I am going to take the white triangle for the This Layer slider, and drag it down to, let's say, about 170, which ends up getting rid of most of that haloing, but you can see we have a bunch of stray hair details as well if I zoom in here. So I will press the Alt key, or the Option key on the Mac, and drag the left half of that white slider triangle down to about 130. I think that works out pretty nicely, because if you take any father down than that, then you end up losing some of the dark hairs. All right, so that looks good.

Click OK. It looks a little bit choppy this close up, but as soon as we zoom out, that choppiness goes away. All right, so it's a subtle difference, but this is what the image looked like before I added that additional hair layer, and this is what it looks like now. So his hair is just fuller, which is more in keeping with the way it looked in the original photograph. All right, now let's grab that rad rules layer; turn it on. It's a shape layer, as you can see here, so you are going to see some shape outlines. I converted it to a shape layer, just because you may not have that same font, Cooper Black, loaded on your system.

Go ahead and press the M key to switch back to the Rectangular Marquee tool, and I am going to drag the rad rules layer to below this guy, so that his hair is covering up the letters. I'll also press Control+H, or Command+H on the Mac, so I don't see those edges. But I really want the letters to look like they are coming out of the hair, as in the final composition, so I need another copy of the text layer, and I will create it by Alt or Option-dragging that shape layer up to the top of the stack, like so. That creates a copy.
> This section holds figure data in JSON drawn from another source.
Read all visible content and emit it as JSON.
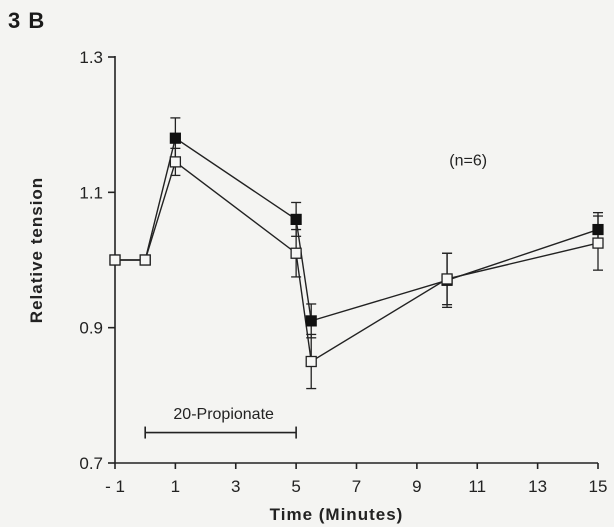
{
  "panel_label": "3 B",
  "chart_data": {
    "type": "line",
    "title": "",
    "xlabel": "Time (Minutes)",
    "ylabel": "Relative tension",
    "xlim": [
      -1,
      15
    ],
    "ylim": [
      0.7,
      1.3
    ],
    "xticks": [
      -1,
      1,
      3,
      5,
      7,
      9,
      11,
      13,
      15
    ],
    "xtick_labels": [
      "- 1",
      "1",
      "3",
      "5",
      "7",
      "9",
      "11",
      "13",
      "15"
    ],
    "yticks": [
      0.7,
      0.9,
      1.1,
      1.3
    ],
    "ytick_labels": [
      "0.7",
      "0.9",
      "1.1",
      "1.3"
    ],
    "grid": false,
    "annotations": [
      {
        "text": "(n=6)",
        "x": 10.7,
        "y": 1.14
      },
      {
        "text": "20-Propionate",
        "x": 2.6,
        "y": 0.765
      }
    ],
    "treatment_bar": {
      "label": "20-Propionate",
      "start": 0,
      "end": 5
    },
    "series": [
      {
        "marker": "filled-square",
        "x": [
          -1,
          0,
          1,
          5,
          5.5,
          10,
          15
        ],
        "y": [
          1.0,
          1.0,
          1.18,
          1.06,
          0.91,
          0.97,
          1.045
        ],
        "err": [
          0,
          0,
          0.03,
          0.025,
          0.025,
          0.04,
          0.025
        ]
      },
      {
        "marker": "open-square",
        "x": [
          -1,
          0,
          1,
          5,
          5.5,
          10,
          15
        ],
        "y": [
          1.0,
          1.0,
          1.145,
          1.01,
          0.85,
          0.972,
          1.025
        ],
        "err": [
          0,
          0,
          0.02,
          0.035,
          0.04,
          0.038,
          0.04
        ]
      }
    ]
  }
}
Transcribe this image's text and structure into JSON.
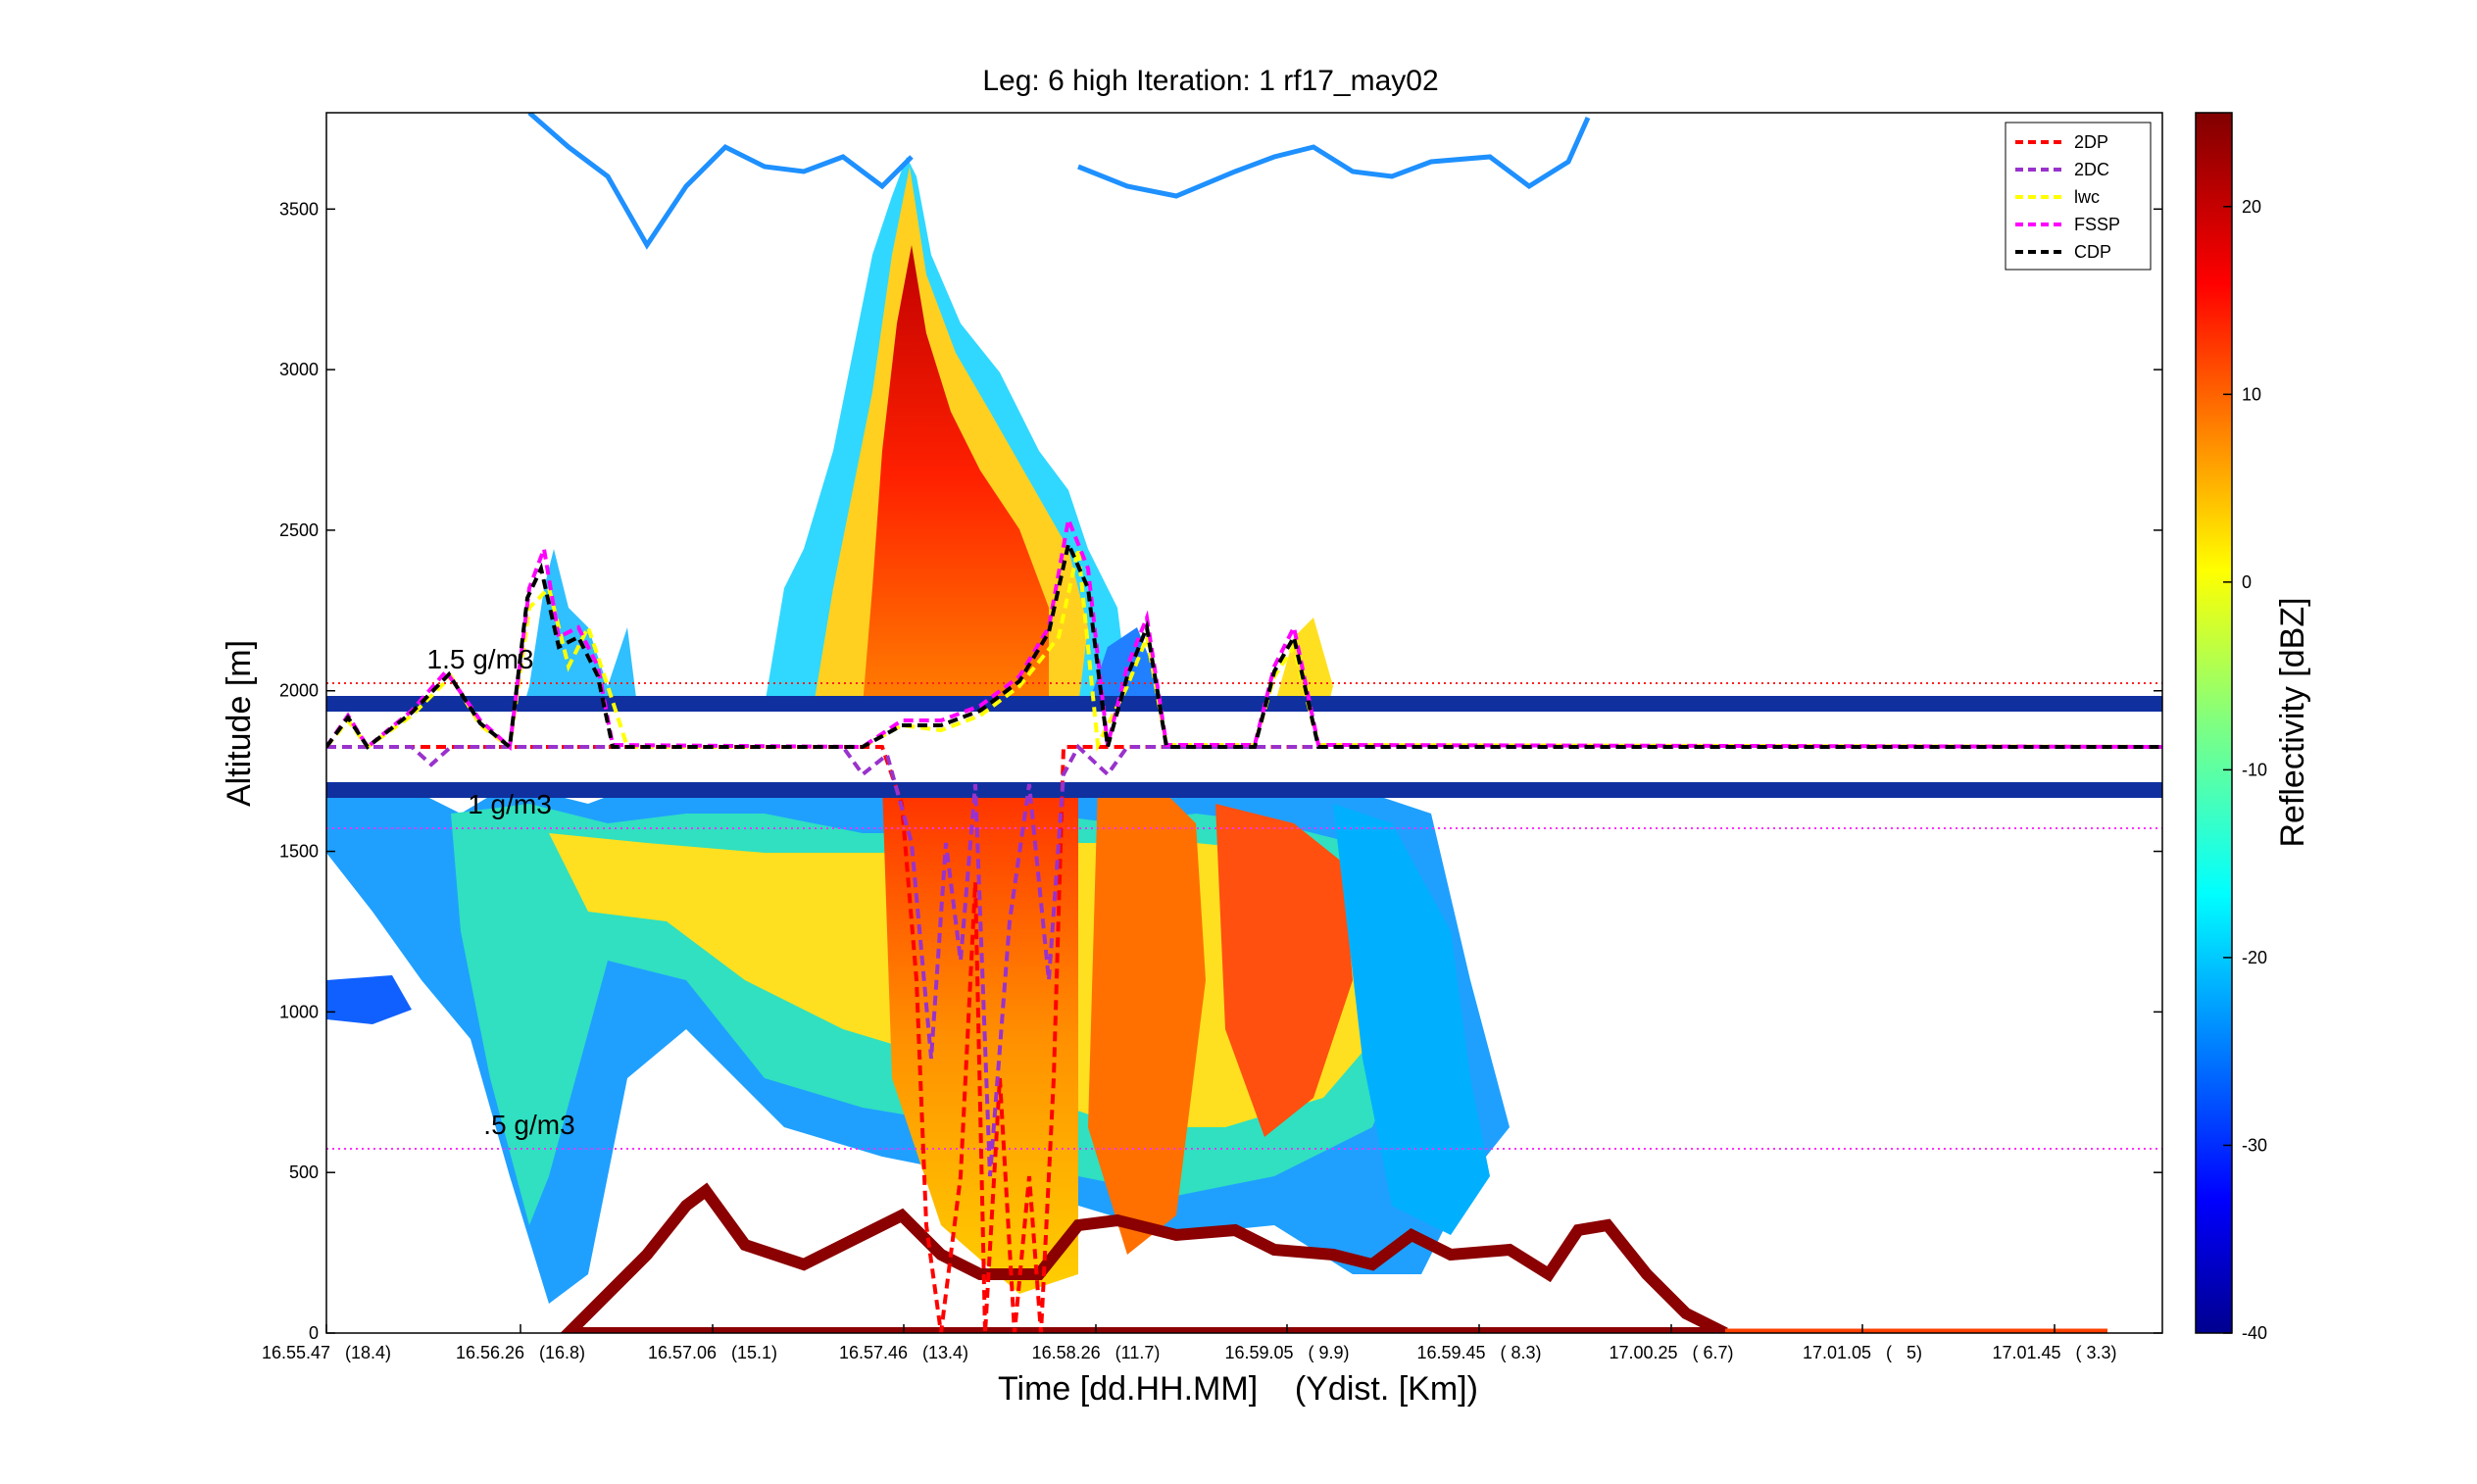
{
  "chart_data": {
    "type": "heatmap",
    "title": "Leg: 6 high Iteration: 1  rf17_may02",
    "xlabel": "Time [dd.HH.MM]    (Ydist. [Km])",
    "ylabel": "Altitude [m]",
    "ylim": [
      0,
      3800
    ],
    "yticks": [
      0,
      500,
      1000,
      1500,
      2000,
      2500,
      3000,
      3500
    ],
    "xticks": [
      "16.55.47   (18.4)",
      "16.56.26   (16.8)",
      "16.57.06   (15.1)",
      "16.57.46   (13.4)",
      "16.58.26   (11.7)",
      "16.59.05   ( 9.9)",
      "16.59.45   ( 8.3)",
      "17.00.25   ( 6.7)",
      "17.01.05   (   5)",
      "17.01.45   ( 3.3)"
    ],
    "colorbar": {
      "label": "Reflectivity [dBZ]",
      "range": [
        -40,
        25
      ],
      "ticks": [
        20,
        10,
        0,
        -10,
        -20,
        -30,
        -40
      ]
    },
    "reference_lines": [
      {
        "label": "1.5 g/m3",
        "altitude": 2020,
        "color": "#ff2020"
      },
      {
        "label": "1 g/m3",
        "altitude": 1570,
        "color": "#ff30ff"
      },
      {
        "label": ".5 g/m3",
        "altitude": 570,
        "color": "#ff30ff"
      }
    ],
    "series": [
      {
        "name": "2DP",
        "color": "#ff0000",
        "style": "dashed"
      },
      {
        "name": "2DC",
        "color": "#9932cc",
        "style": "dashed"
      },
      {
        "name": "lwc",
        "color": "#ffff00",
        "style": "dashed"
      },
      {
        "name": "FSSP",
        "color": "#ff00ff",
        "style": "dashed"
      },
      {
        "name": "CDP",
        "color": "#000000",
        "style": "dashed"
      }
    ],
    "legend_position": "top-right",
    "grid": false
  }
}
Let's go ahead and reduce the Fill Opacity; switch back to the Rectangular Marquee tool if you haven't already done that, and then press Shift+00, and that will take the Fill Opacity down to 0%. But we also want to clip this layer to the luminance layer below it, so that we are just seeing the letters inside the hair, so press the Alt key, or the Option key on the Mac, and click that horizontal line between the two layers, and we end up getting this weird effect right here, where we can see just a little bit of the edges, which are created using a combination of Inner Glow and Outer Glow, and we can see just little bit of those edges inside the hair.

They are very, very thin. What is going on? Well, problem is -- I'll switch back to the luminance layer, and double-click on an empty portion of that layer to bring up the Layer Style dialog box. The culprit is the This Layer slider right there. If I were to crank it back up, then the letters look the way they're supposed to, but as soon as I start taking that second value down, as I had previously, why then we start getting the problem, and that's because both of these layers are being merged together before they're being mixed with the rest of the composition.

You may recall, a couple of chapters back, I was telling you that these checkboxes are designed to be problem solvers. Notice this one that says, Blend Clipped Layers as Group. That's the culprit. It's making sure that the layer effects are being blended according to the This Layer setting. If I turn the checkbox off, then we end up getting a much better effect. Now click OK. Finally, I want to make the letters look like they are emerging from the hair, and I will do that by switching back to that top rad rules layer; double-click on an empty portion of it to bring up its Layer Style dialog box, and Alt+Drag or Option+Drag the right half of this black underlying layer triangle until you get a value after the slash of 100 is what I'm looking for here.

There; I got it. So 0/100 for Underlying Layer, and you get the effect of the text being mixed in with the dark hair, then click OK in order to accept that affect. I will go ahead and press the F key a couple of times in order to switch to the full screen mode, and there you have it! My final composition achieved using a combination of the Refine Edge command -- or Refine Mask, if you prefer -- combined with a handful of layer masking and compositing techniques here inside Photoshop.